Perhaps villages are supposed to provide a tithe of their crops in a more literal way, with the spellcasting overlords drawing away one tenth of the life of the plants in the areas they rule.
"Will preservers be respected or feared?" - Good question. I guess you could go either way with this. What sort of spellcasters does Oriental Adventures have that might be most like preservers? How do people react to them? Maybe you could just stick with that and twist it a bit.
"Will they have some rulers on the same power level of the Sorcerer Kings? Are there beings in Asian folklore that are good candidates for the role?" - I think you would have to make the power level about the same.

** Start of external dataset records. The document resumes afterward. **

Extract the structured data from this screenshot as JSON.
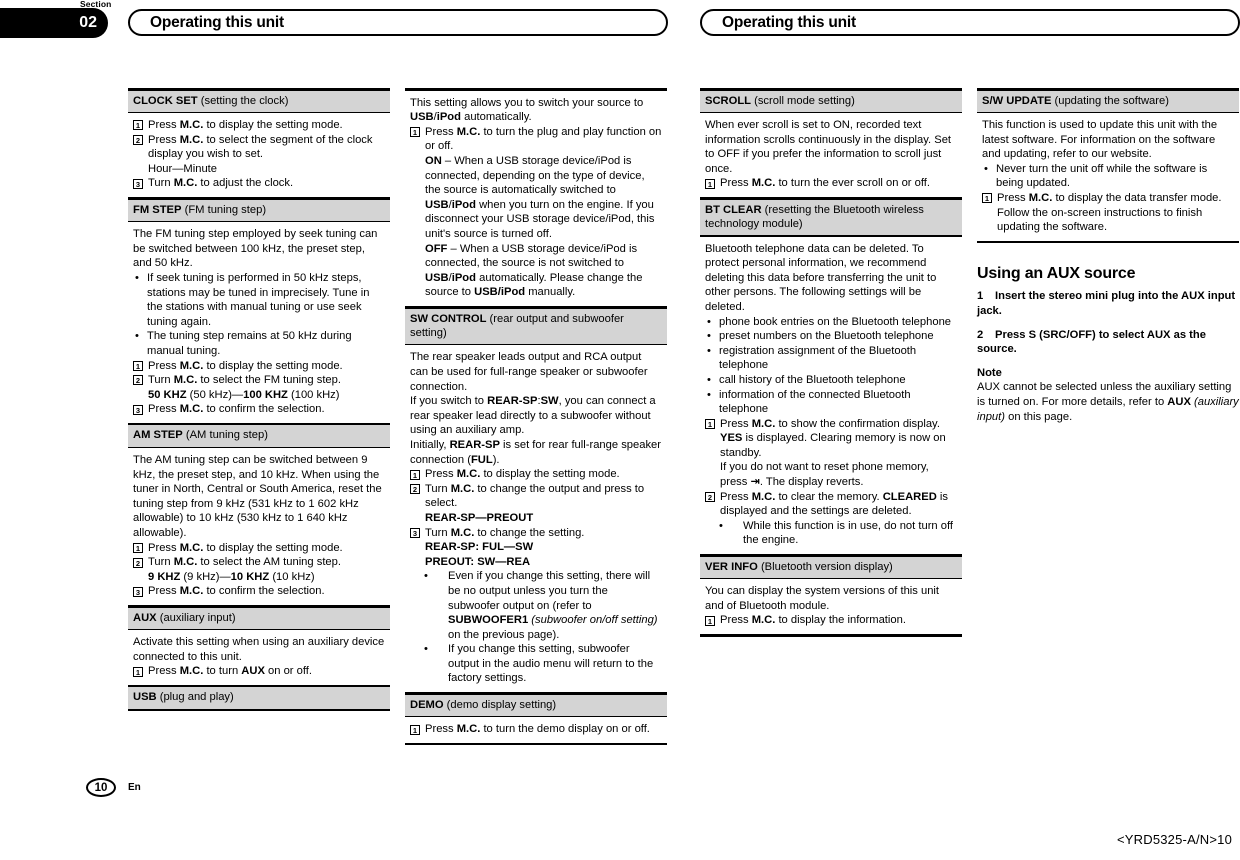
{
  "header": {
    "section_word": "Section",
    "section_number": "02",
    "title_left": "Operating this unit",
    "title_right": "Operating this unit"
  },
  "footer": {
    "page_number": "10",
    "language": "En",
    "doc_id": "<YRD5325-A/N>10"
  },
  "columns": {
    "col1": {
      "clock_set": {
        "name": "CLOCK SET",
        "desc": " (setting the clock)",
        "step1": "Press M.C. to display the setting mode.",
        "step2": "Press M.C. to select the segment of the clock display you wish to set.",
        "step2_cont": "Hour—Minute",
        "step3": "Turn M.C. to adjust the clock."
      },
      "fm_step": {
        "name": "FM STEP",
        "desc": " (FM tuning step)",
        "intro": "The FM tuning step employed by seek tuning can be switched between 100 kHz, the preset step, and 50 kHz.",
        "bullet1": "If seek tuning is performed in 50 kHz steps, stations may be tuned in imprecisely. Tune in the stations with manual tuning or use seek tuning again.",
        "bullet2": "The tuning step remains at 50 kHz during manual tuning.",
        "step1": "Press M.C. to display the setting mode.",
        "step2": "Turn M.C. to select the FM tuning step.",
        "step2_cont": "50 KHZ (50 kHz)—100 KHZ (100 kHz)",
        "step3": "Press M.C. to confirm the selection."
      },
      "am_step": {
        "name": "AM STEP",
        "desc": " (AM tuning step)",
        "intro": "The AM tuning step can be switched between 9 kHz, the preset step, and 10 kHz. When using the tuner in North, Central or South America, reset the tuning step from 9 kHz (531 kHz to 1 602 kHz allowable) to 10 kHz (530 kHz to 1 640 kHz allowable).",
        "step1": "Press M.C. to display the setting mode.",
        "step2": "Turn M.C. to select the AM tuning step.",
        "step2_cont": "9 KHZ (9 kHz)—10 KHZ (10 kHz)",
        "step3": "Press M.C. to confirm the selection."
      },
      "aux": {
        "name": "AUX",
        "desc": " (auxiliary input)",
        "intro": "Activate this setting when using an auxiliary device connected to this unit.",
        "step1": "Press M.C. to turn AUX on or off."
      },
      "usb": {
        "name": "USB",
        "desc": " (plug and play)"
      }
    },
    "col2": {
      "usb_cont": {
        "intro": "This setting allows you to switch your source to USB/iPod automatically.",
        "step1": "Press M.C. to turn the plug and play function on or off.",
        "on_text": "ON – When a USB storage device/iPod is connected, depending on the type of device, the source is automatically switched to  USB/iPod when you turn on the engine. If you disconnect your USB storage device/iPod, this unit's source is turned off.",
        "off_text": "OFF – When a USB storage device/iPod is connected, the source is not switched to USB/iPod automatically. Please change the source to USB/iPod manually."
      },
      "sw_control": {
        "name": "SW CONTROL",
        "desc": " (rear output and subwoofer setting)",
        "intro1": "The rear speaker leads output and RCA output can be used for full-range speaker or subwoofer connection.",
        "intro2": "If you switch to REAR-SP:SW, you can connect a rear speaker lead directly to a subwoofer without using an auxiliary amp.",
        "intro3": "Initially, REAR-SP is set for rear full-range speaker connection (FUL).",
        "step1": "Press M.C. to display the setting mode.",
        "step2": "Turn M.C. to change the output and press to select.",
        "step2_cont": "REAR-SP—PREOUT",
        "step3": "Turn M.C. to change the setting.",
        "step3_cont1": "REAR-SP: FUL—SW",
        "step3_cont2": "PREOUT: SW—REA",
        "bullet1": "Even if you change this setting, there will be no output unless you turn the subwoofer output on (refer to SUBWOOFER1 (subwoofer on/off setting) on the previous page).",
        "bullet2": "If you change this setting, subwoofer output in the audio menu will return to the factory settings."
      },
      "demo": {
        "name": "DEMO",
        "desc": " (demo display setting)",
        "step1": "Press M.C. to turn the demo display on or off."
      }
    },
    "col3": {
      "scroll": {
        "name": "SCROLL",
        "desc": " (scroll mode setting)",
        "intro": "When ever scroll is set to ON, recorded text information scrolls continuously in the display. Set to OFF if you prefer the information to scroll just once.",
        "step1": "Press M.C. to turn the ever scroll on or off."
      },
      "bt_clear": {
        "name": "BT CLEAR",
        "desc": " (resetting the Bluetooth wireless technology module)",
        "intro": "Bluetooth telephone data can be deleted. To protect personal information, we recommend deleting this data before transferring the unit to other persons. The following settings will be deleted.",
        "bullet1": "phone book entries on the Bluetooth telephone",
        "bullet2": "preset numbers on the Bluetooth telephone",
        "bullet3": "registration assignment of the Bluetooth telephone",
        "bullet4": "call history of the Bluetooth telephone",
        "bullet5": "information of the connected Bluetooth telephone",
        "step1": "Press M.C. to show the confirmation display.",
        "step1_cont1": "YES is displayed. Clearing memory is now on standby.",
        "step1_cont2": "If you do not want to reset phone memory, press ⇨. The display reverts.",
        "step2": "Press M.C. to clear the memory.",
        "step2_cont": "CLEARED is displayed and the settings are deleted.",
        "step2_bullet": "While this function is in use, do not turn off the engine."
      },
      "ver_info": {
        "name": "VER INFO",
        "desc": " (Bluetooth version display)",
        "intro": "You can display the system versions of this unit and of Bluetooth module.",
        "step1": "Press M.C. to display the information."
      }
    },
    "col4": {
      "sw_update": {
        "name": "S/W UPDATE",
        "desc": " (updating the software)",
        "intro": "This function is used to update this unit with the latest software. For information on the software and updating, refer to our website.",
        "bullet1": "Never turn the unit off while the software is being updated.",
        "step1": "Press M.C. to display the data transfer mode. Follow the on-screen instructions to finish updating the software."
      },
      "aux_source": {
        "heading": "Using an AUX source",
        "step1_num": "1",
        "step1": "Insert the stereo mini plug into the AUX input jack.",
        "step2_num": "2",
        "step2": "Press S (SRC/OFF) to select AUX as the source.",
        "note_head": "Note",
        "note_body": "AUX cannot be selected unless the auxiliary setting is turned on. For more details, refer to AUX (auxiliary input) on this page."
      }
    }
  },
  "colors": {
    "section_header_bg": "#d4d4d4",
    "rule": "#000000",
    "page_bg": "#ffffff"
  }
}
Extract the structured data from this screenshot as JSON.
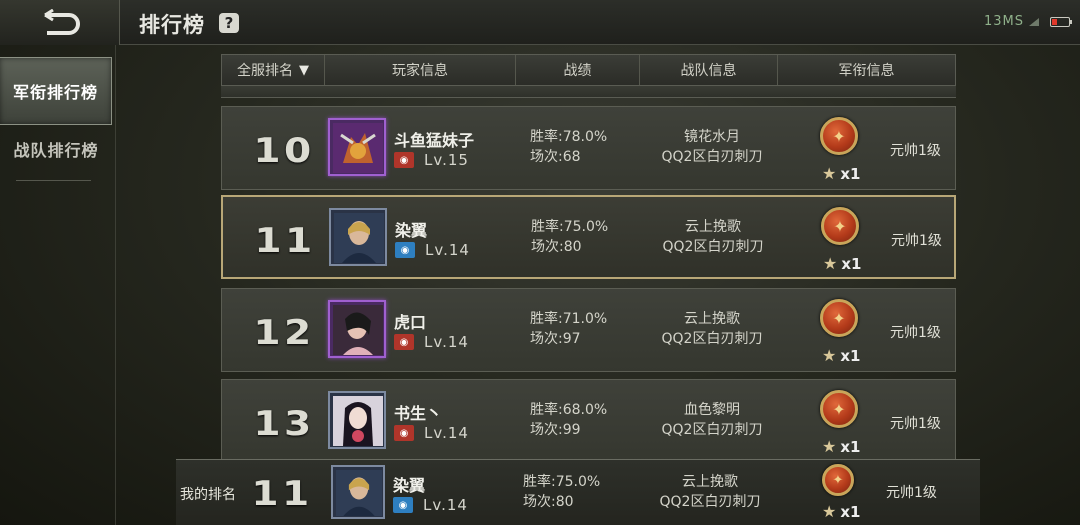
{
  "header": {
    "title": "排行榜",
    "help": "?",
    "status_text": "13MS"
  },
  "sidebar": {
    "items": [
      {
        "label": "军衔排行榜",
        "active": true
      },
      {
        "label": "战队排行榜",
        "active": false
      }
    ]
  },
  "table": {
    "columns": [
      "全服排名",
      "玩家信息",
      "战绩",
      "战队信息",
      "军衔信息"
    ],
    "sort_indicator": "▼",
    "rows": [
      {
        "rank": "10",
        "name": "斗鱼猛妹子",
        "camp": "red",
        "level": "Lv.15",
        "win_rate": "胜率:78.0%",
        "matches": "场次:68",
        "team_name": "镜花水月",
        "team_server": "QQ2区白刃刺刀",
        "stars": "x1",
        "rank_title": "元帅1级",
        "avatar_frame": "purple"
      },
      {
        "rank": "11",
        "name": "染翼",
        "camp": "blue",
        "level": "Lv.14",
        "win_rate": "胜率:75.0%",
        "matches": "场次:80",
        "team_name": "云上挽歌",
        "team_server": "QQ2区白刃刺刀",
        "stars": "x1",
        "rank_title": "元帅1级",
        "avatar_frame": "blue",
        "highlight": true
      },
      {
        "rank": "12",
        "name": "虎口",
        "camp": "red",
        "level": "Lv.14",
        "win_rate": "胜率:71.0%",
        "matches": "场次:97",
        "team_name": "云上挽歌",
        "team_server": "QQ2区白刃刺刀",
        "stars": "x1",
        "rank_title": "元帅1级",
        "avatar_frame": "purple"
      },
      {
        "rank": "13",
        "name": "书生丶",
        "camp": "red",
        "level": "Lv.14",
        "win_rate": "胜率:68.0%",
        "matches": "场次:99",
        "team_name": "血色黎明",
        "team_server": "QQ2区白刃刺刀",
        "stars": "x1",
        "rank_title": "元帅1级",
        "avatar_frame": "blue"
      }
    ]
  },
  "my_rank": {
    "label": "我的排名",
    "rank": "11",
    "name": "染翼",
    "camp": "blue",
    "level": "Lv.14",
    "win_rate": "胜率:75.0%",
    "matches": "场次:80",
    "team_name": "云上挽歌",
    "team_server": "QQ2区白刃刺刀",
    "stars": "x1",
    "rank_title": "元帅1级"
  },
  "icons": {
    "back": "back-arrow-icon",
    "help": "question-icon",
    "medal": "marshal-medal-icon",
    "star": "star-icon",
    "camp": "camp-badge-icon"
  },
  "colors": {
    "highlight_border": "#b8a777",
    "camp_red": "#b0352a",
    "camp_blue": "#2e7fc0",
    "medal": "#b33a1a"
  }
}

They do have dragons in Oriental fantasy. They are slightly different, but it might be fun to go with them.
"How will the common assumption of asian fantasy be twisted by the harsh lands beneath the Crimson Sun?" - This is the "Six Millon Yen question".

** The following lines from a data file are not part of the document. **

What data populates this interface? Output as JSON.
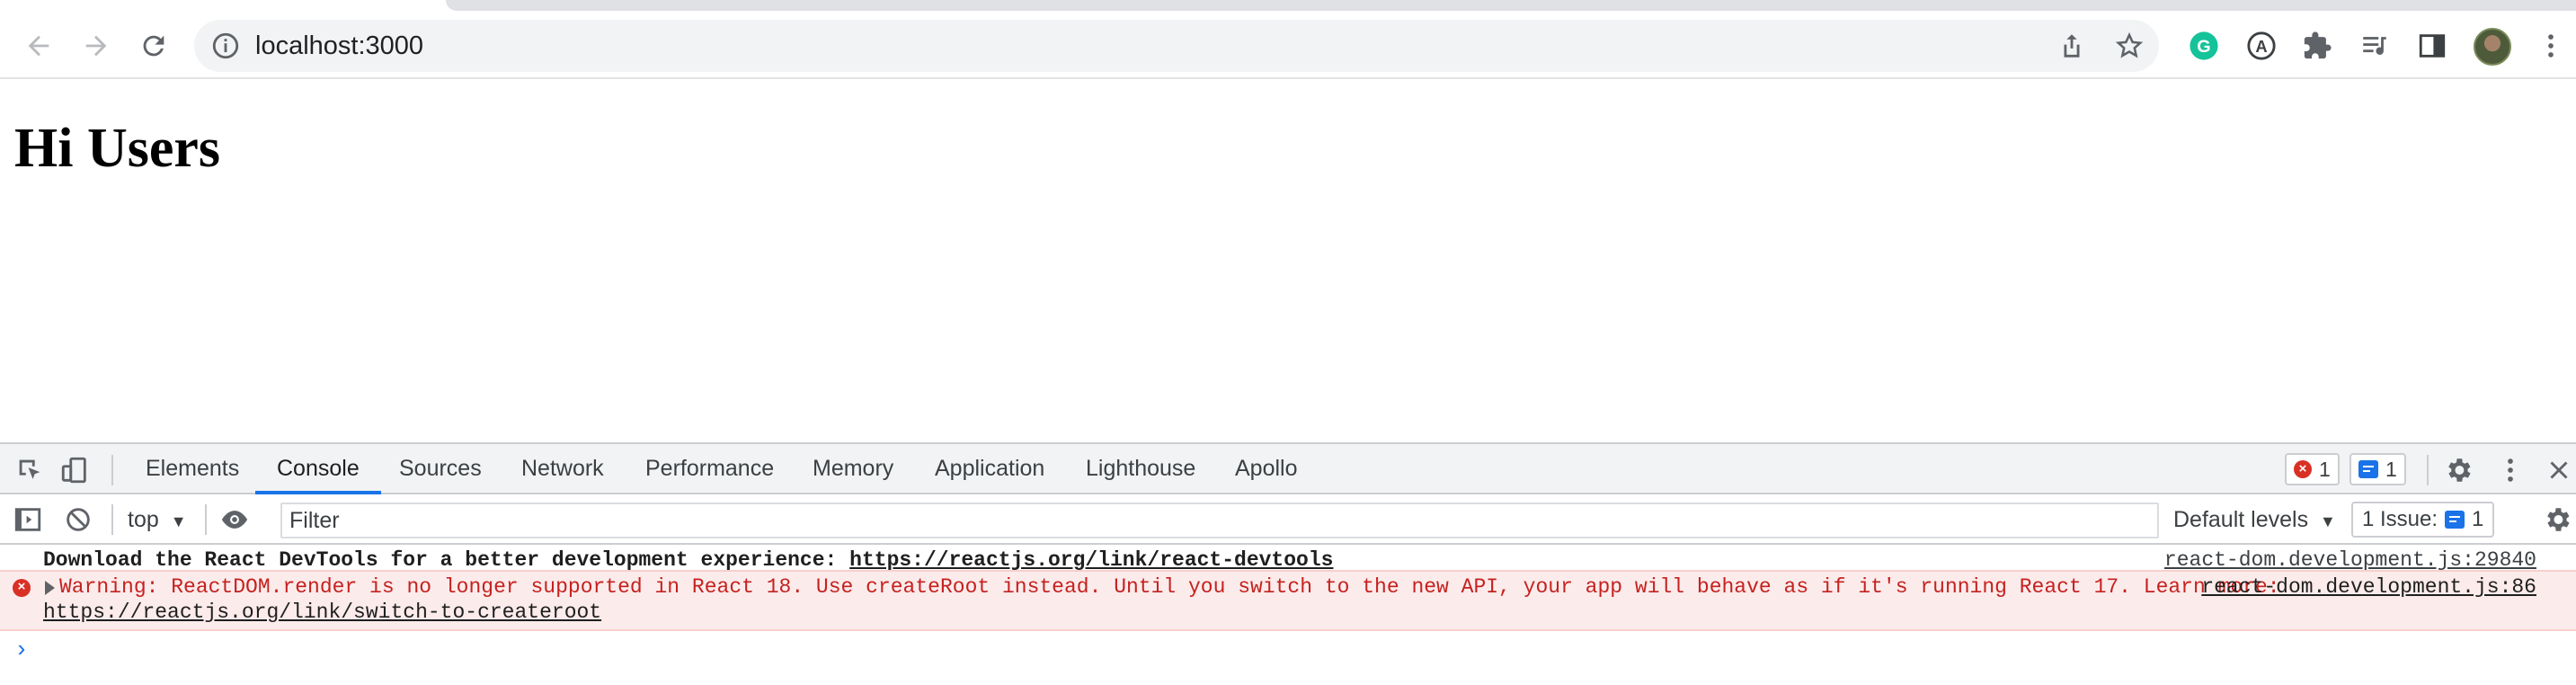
{
  "browser": {
    "address": "localhost:3000",
    "icons": {
      "back": "back-arrow-icon",
      "forward": "forward-arrow-icon",
      "reload": "reload-icon",
      "site_info": "info-icon",
      "share": "share-icon",
      "bookmark": "star-icon",
      "grammarly": "grammarly-icon",
      "extension_a": "a-extension-icon",
      "extensions": "puzzle-icon",
      "reading_list": "reading-list-icon",
      "side_panel": "side-panel-icon",
      "profile": "avatar",
      "menu": "kebab-menu-icon"
    }
  },
  "page": {
    "heading": "Hi Users"
  },
  "devtools": {
    "tabs": [
      "Elements",
      "Console",
      "Sources",
      "Network",
      "Performance",
      "Memory",
      "Application",
      "Lighthouse",
      "Apollo"
    ],
    "active_tab": "Console",
    "error_count": "1",
    "message_count": "1",
    "console": {
      "context": "top",
      "filter_placeholder": "Filter",
      "levels": "Default levels",
      "issues_label": "1 Issue:",
      "issues_count": "1",
      "messages": {
        "devtools_text": "Download the React DevTools for a better development experience: ",
        "devtools_link": "https://reactjs.org/link/react-devtools",
        "devtools_source": "react-dom.development.js:29840",
        "warning_text": "Warning: ReactDOM.render is no longer supported in React 18. Use createRoot instead. Until you switch to the new API, your app will behave as if it's running React 17. Learn more:",
        "warning_link": "https://reactjs.org/link/switch-to-createroot",
        "warning_source": "react-dom.development.js:86"
      }
    }
  },
  "colors": {
    "accent": "#1a73e8",
    "error": "#d93025",
    "error_bg": "#fcebeb"
  }
}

I think a lot of this comes down to how you start off the timeline.
One way to do an Oriental Dark Sun would be to start off with a socity of Asian halflings and have them mutate when the halflings in the core area mutate. If you wanted to go with that assumption, you could extrapolate other things from there. But if you didn't like that idea, it would make certain things work differently.
But assuming you like the idea of a Blue Age and a Green Age for an Oriental Dark Sun, I think you could set the stage with all the older races (as well as halflings) give them all similar roles to the roles they have in Oriental Adventures, and then have the effects of the changes in the core area happen to this alternative area too.

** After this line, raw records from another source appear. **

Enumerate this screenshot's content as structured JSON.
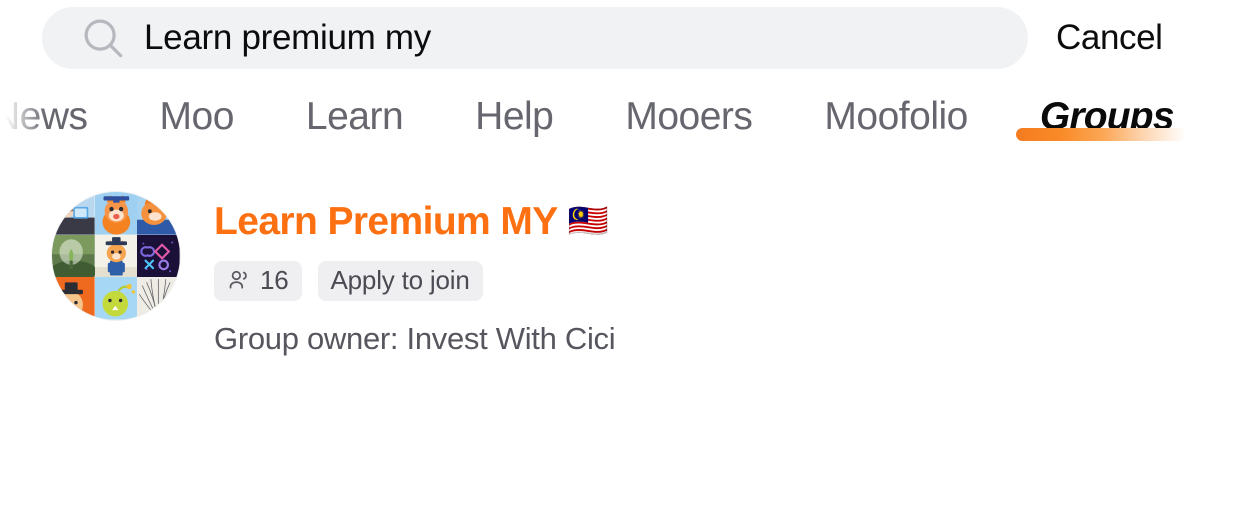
{
  "search": {
    "value": "Learn premium my",
    "placeholder": "Search",
    "icon": "search-icon",
    "cancel_label": "Cancel"
  },
  "tabs": {
    "items": [
      {
        "label": "News",
        "active": false,
        "truncated": true
      },
      {
        "label": "Moo",
        "active": false
      },
      {
        "label": "Learn",
        "active": false
      },
      {
        "label": "Help",
        "active": false
      },
      {
        "label": "Mooers",
        "active": false
      },
      {
        "label": "Moofolio",
        "active": false
      },
      {
        "label": "Groups",
        "active": true
      }
    ],
    "active_label": "Groups"
  },
  "results": [
    {
      "title": "Learn Premium MY",
      "flag": "🇲🇾",
      "avatar_icon": "group-avatar-collage",
      "members_icon": "members-icon",
      "members_count": "16",
      "join_label": "Apply to join",
      "owner_line": "Group owner: Invest With Cici"
    }
  ],
  "colors": {
    "accent_orange": "#FC7012",
    "underline_start": "#F47B20",
    "underline_end": "#FFFFFF",
    "field_bg": "#F1F2F4",
    "badge_bg": "#EFEFF1",
    "tab_inactive": "#66666E",
    "tab_active": "#0A0A0B",
    "text_primary": "#0C0C0D",
    "text_secondary": "#56565E"
  }
}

If there is no direct relationship between the two areas, then the events that transform Oriental Dark Sun into whatever you want it to become today could be seen as some sort of great world changing event. Perhaps distant earthquakes are detected on a
earthquake weathervane and then people start to mutate at some point.
One thing I think you would probably need to look at is
paddy fields. Would you make them the remaining way to eat, or would you have old-style paddy fields with water turn into some sort of silt fields, that grow some sort of rice if they are made damp. Do some stuff like that and you could start to create an Asian desert culture.
You might also want to look at some real-world places, like the
Lop Desert,
Ordos Desert (aka Mu Us Desert) and the
Taklamakan Desert to see how people live there.
For example, the Lop Desert used to have a sea called the
Lop Nur Sea in it. That sea has now dried up and become a salt lake. Maybe you could have salt seas (rather than silt seas) in our Oriental Dark Sun.
XstarkillerX wrote:What do you guys think of all this? Is it worth expanding on? Is there already work on an Athasian version of Oriental Adventures? Suggestions?
I don't know of any Oriental Dark Sun project. I assume you searched on The Burnt World of Athas.
XstarkillerX wrote:Glassteel-like obsidian katanas!
(OK, It's obviously late. I'm going to bed now.

)
Hmm. Glass that is folded a thousand times. I like it!
night_druid wrote:There could easily be an early oriental-adventures style city-state across the Sea of Silt. Their culture would probably be VERY early Chinese/Japanese, though; the cultures of Athas are in the style of Babylon, Sumar, Bronze-Age Egypt, and the like. I think Nibeny could be considered Chinese-inspired, by the artwork, although I want to say its supposed to be Egyptian-inspired.
Just the one?
agathokles wrote:Nibenay does indeed have a Chinese inspiration, with a recluse "emperor" (Nibenay himself) surrounded by an extensive bureaucracy (his templar wives). Raam has a partial Egyptian inspiration, OTOH.
I think they are all humans. What do you think of Thri-Kreens and Pterrans that have an Chinese-inspired culture?